The main LTTE lobby group, Norwegian Council of Eelam Tamils (NCET), is the organization behind this submission. Their claim incorporates the report of the UN Panel of Experts: “The allegation is strengthened by the panel with UN experts that newly published a comprehensive report on Sri Lanka. This gives the Tamils attention in their case.”
It is also reported that former UN Undersecretary-General for Humanitarian Affairs Jan Egeland has also advised on the matter. It is pertinent to note that Egeland will shortly take up the position of Executive Director of Europe and Central Asia at the New York based Human Rights Watch.
The lawyer who had filed the complaint is Harald Stabell, an active member of the Red Party of Norway.
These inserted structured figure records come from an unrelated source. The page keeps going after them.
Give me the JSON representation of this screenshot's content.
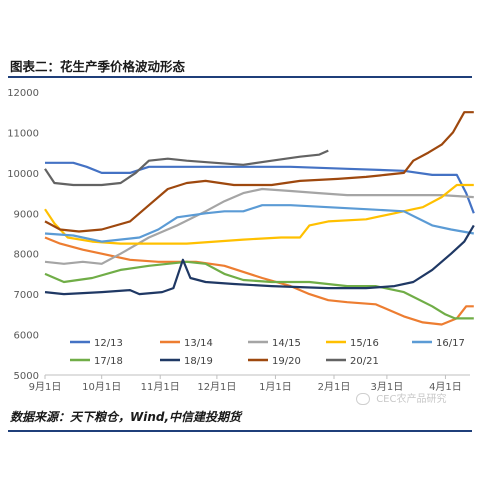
{
  "header": {
    "title": "图表二：花生产季价格波动形态"
  },
  "footer": {
    "source": "数据来源：天下粮仓，Wind,中信建投期货"
  },
  "watermark": {
    "text": "CEC农产品研究",
    "icon": "wechat-icon"
  },
  "chart_data": {
    "type": "line",
    "ylim": [
      5000,
      12000
    ],
    "yticks": [
      5000,
      6000,
      7000,
      8000,
      9000,
      10000,
      11000,
      12000
    ],
    "xlim": [
      0,
      225
    ],
    "xticks": [
      {
        "label": "9月1日",
        "x": 0
      },
      {
        "label": "10月1日",
        "x": 30
      },
      {
        "label": "11月1日",
        "x": 61
      },
      {
        "label": "12月1日",
        "x": 91
      },
      {
        "label": "1月1日",
        "x": 122
      },
      {
        "label": "2月1日",
        "x": 153
      },
      {
        "label": "3月1日",
        "x": 181
      },
      {
        "label": "4月1日",
        "x": 212
      }
    ],
    "legend_position": "bottom",
    "series": [
      {
        "name": "12/13",
        "color": "#4472c4",
        "points": [
          [
            0,
            10250
          ],
          [
            15,
            10250
          ],
          [
            22,
            10150
          ],
          [
            30,
            10000
          ],
          [
            45,
            10000
          ],
          [
            55,
            10150
          ],
          [
            80,
            10150
          ],
          [
            105,
            10150
          ],
          [
            130,
            10150
          ],
          [
            160,
            10100
          ],
          [
            190,
            10050
          ],
          [
            205,
            9950
          ],
          [
            218,
            9950
          ],
          [
            223,
            9500
          ],
          [
            227,
            9000
          ]
        ]
      },
      {
        "name": "13/14",
        "color": "#ed7d31",
        "points": [
          [
            0,
            8400
          ],
          [
            8,
            8250
          ],
          [
            20,
            8100
          ],
          [
            30,
            8000
          ],
          [
            45,
            7850
          ],
          [
            60,
            7800
          ],
          [
            80,
            7800
          ],
          [
            95,
            7700
          ],
          [
            115,
            7400
          ],
          [
            130,
            7200
          ],
          [
            140,
            7000
          ],
          [
            150,
            6850
          ],
          [
            160,
            6800
          ],
          [
            175,
            6750
          ],
          [
            190,
            6450
          ],
          [
            200,
            6300
          ],
          [
            210,
            6250
          ],
          [
            218,
            6400
          ],
          [
            223,
            6700
          ],
          [
            227,
            6700
          ]
        ]
      },
      {
        "name": "14/15",
        "color": "#a5a5a5",
        "points": [
          [
            0,
            7800
          ],
          [
            10,
            7750
          ],
          [
            20,
            7800
          ],
          [
            30,
            7750
          ],
          [
            40,
            8000
          ],
          [
            55,
            8400
          ],
          [
            70,
            8700
          ],
          [
            85,
            9050
          ],
          [
            95,
            9300
          ],
          [
            105,
            9500
          ],
          [
            115,
            9600
          ],
          [
            130,
            9550
          ],
          [
            145,
            9500
          ],
          [
            160,
            9450
          ],
          [
            190,
            9450
          ],
          [
            210,
            9450
          ],
          [
            227,
            9400
          ]
        ]
      },
      {
        "name": "15/16",
        "color": "#ffc000",
        "points": [
          [
            0,
            9100
          ],
          [
            5,
            8750
          ],
          [
            12,
            8400
          ],
          [
            25,
            8300
          ],
          [
            40,
            8250
          ],
          [
            60,
            8250
          ],
          [
            75,
            8250
          ],
          [
            90,
            8300
          ],
          [
            105,
            8350
          ],
          [
            125,
            8400
          ],
          [
            135,
            8400
          ],
          [
            140,
            8700
          ],
          [
            150,
            8800
          ],
          [
            170,
            8850
          ],
          [
            185,
            9000
          ],
          [
            195,
            9100
          ],
          [
            200,
            9150
          ],
          [
            210,
            9400
          ],
          [
            218,
            9700
          ],
          [
            227,
            9700
          ]
        ]
      },
      {
        "name": "16/17",
        "color": "#5b9bd5",
        "points": [
          [
            0,
            8500
          ],
          [
            15,
            8450
          ],
          [
            30,
            8300
          ],
          [
            50,
            8400
          ],
          [
            60,
            8600
          ],
          [
            70,
            8900
          ],
          [
            85,
            9000
          ],
          [
            95,
            9050
          ],
          [
            105,
            9050
          ],
          [
            115,
            9200
          ],
          [
            130,
            9200
          ],
          [
            150,
            9150
          ],
          [
            170,
            9100
          ],
          [
            190,
            9050
          ],
          [
            205,
            8700
          ],
          [
            215,
            8600
          ],
          [
            227,
            8500
          ]
        ]
      },
      {
        "name": "17/18",
        "color": "#70ad47",
        "points": [
          [
            0,
            7500
          ],
          [
            10,
            7300
          ],
          [
            25,
            7400
          ],
          [
            40,
            7600
          ],
          [
            55,
            7700
          ],
          [
            75,
            7800
          ],
          [
            85,
            7750
          ],
          [
            95,
            7500
          ],
          [
            105,
            7350
          ],
          [
            120,
            7300
          ],
          [
            140,
            7300
          ],
          [
            160,
            7200
          ],
          [
            175,
            7200
          ],
          [
            190,
            7050
          ],
          [
            205,
            6700
          ],
          [
            212,
            6500
          ],
          [
            217,
            6400
          ],
          [
            227,
            6400
          ]
        ]
      },
      {
        "name": "18/19",
        "color": "#1f3864",
        "points": [
          [
            0,
            7050
          ],
          [
            10,
            7000
          ],
          [
            30,
            7050
          ],
          [
            45,
            7100
          ],
          [
            50,
            7000
          ],
          [
            62,
            7050
          ],
          [
            68,
            7150
          ],
          [
            73,
            7850
          ],
          [
            77,
            7400
          ],
          [
            85,
            7300
          ],
          [
            100,
            7250
          ],
          [
            120,
            7200
          ],
          [
            150,
            7150
          ],
          [
            170,
            7150
          ],
          [
            185,
            7200
          ],
          [
            195,
            7300
          ],
          [
            205,
            7600
          ],
          [
            215,
            8000
          ],
          [
            222,
            8300
          ],
          [
            227,
            8700
          ]
        ]
      },
      {
        "name": "19/20",
        "color": "#9e480e",
        "points": [
          [
            0,
            8800
          ],
          [
            8,
            8600
          ],
          [
            18,
            8550
          ],
          [
            30,
            8600
          ],
          [
            45,
            8800
          ],
          [
            55,
            9200
          ],
          [
            65,
            9600
          ],
          [
            75,
            9750
          ],
          [
            85,
            9800
          ],
          [
            100,
            9700
          ],
          [
            120,
            9700
          ],
          [
            135,
            9800
          ],
          [
            155,
            9850
          ],
          [
            170,
            9900
          ],
          [
            180,
            9950
          ],
          [
            190,
            10000
          ],
          [
            195,
            10300
          ],
          [
            203,
            10500
          ],
          [
            210,
            10700
          ],
          [
            216,
            11000
          ],
          [
            222,
            11500
          ],
          [
            227,
            11500
          ]
        ]
      },
      {
        "name": "20/21",
        "color": "#636363",
        "points": [
          [
            0,
            10100
          ],
          [
            5,
            9750
          ],
          [
            15,
            9700
          ],
          [
            30,
            9700
          ],
          [
            40,
            9750
          ],
          [
            48,
            10000
          ],
          [
            55,
            10300
          ],
          [
            65,
            10350
          ],
          [
            75,
            10300
          ],
          [
            90,
            10250
          ],
          [
            105,
            10200
          ],
          [
            120,
            10300
          ],
          [
            135,
            10400
          ],
          [
            145,
            10450
          ],
          [
            150,
            10550
          ]
        ]
      }
    ]
  }
}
NCET and many of the dwindling number of LTTE sympathizers in Norway are closely associated with the Red Party, which accounts for a measly 1.5% of the national electorate with no parliamentary representation.
A similar complaint had been filed by a group of Norwegian lawyers, led by Harald Stabell, on April 23 2009 with the National Authority for Prosecution of Organised and Other Serious Crimes of Norway on “crimes of war and gross violation of international humanitarian law and is directed against Israel’s attack on Gaza in the period from 27th December 2008 till 25th January 2009.
Rodney Perera, Sri Lanka’s Ambassador in Norway, when asked for his comments in the Norwegian media, has dismissed the complaint. He is quoted, among other matters, as saying: “There are some extreme groups that want to create sensational stories. These individuals will never be satisfied. We totally reject allegations like these. We have more important things to think about. I see that many Norwegian Tamils are travelling back to Sri Lanka to help out with things like building houses, initiating projects and such.”
Another group has initiated action against Sri Lanka’s Deputy Ambassador to Germany, Major General Jagath Dias. Their claims are based on a report from a European Centre for Constitutional and Human Rights.
This week’s events have shown that human rights issues over Sri Lanka will continue to resonate in world capitals in the months to come. That it is the result of the UN Advisory Panel report is now clear. It would be incumbent on the government to adopt a more realistic approach taking Sri Lankans into confidence and project a correct picture to them. That way, the government would gain more strength and stability. Otherwise, the dawn of reality would demoralise a nation, a turn of events it would find difficult to stem.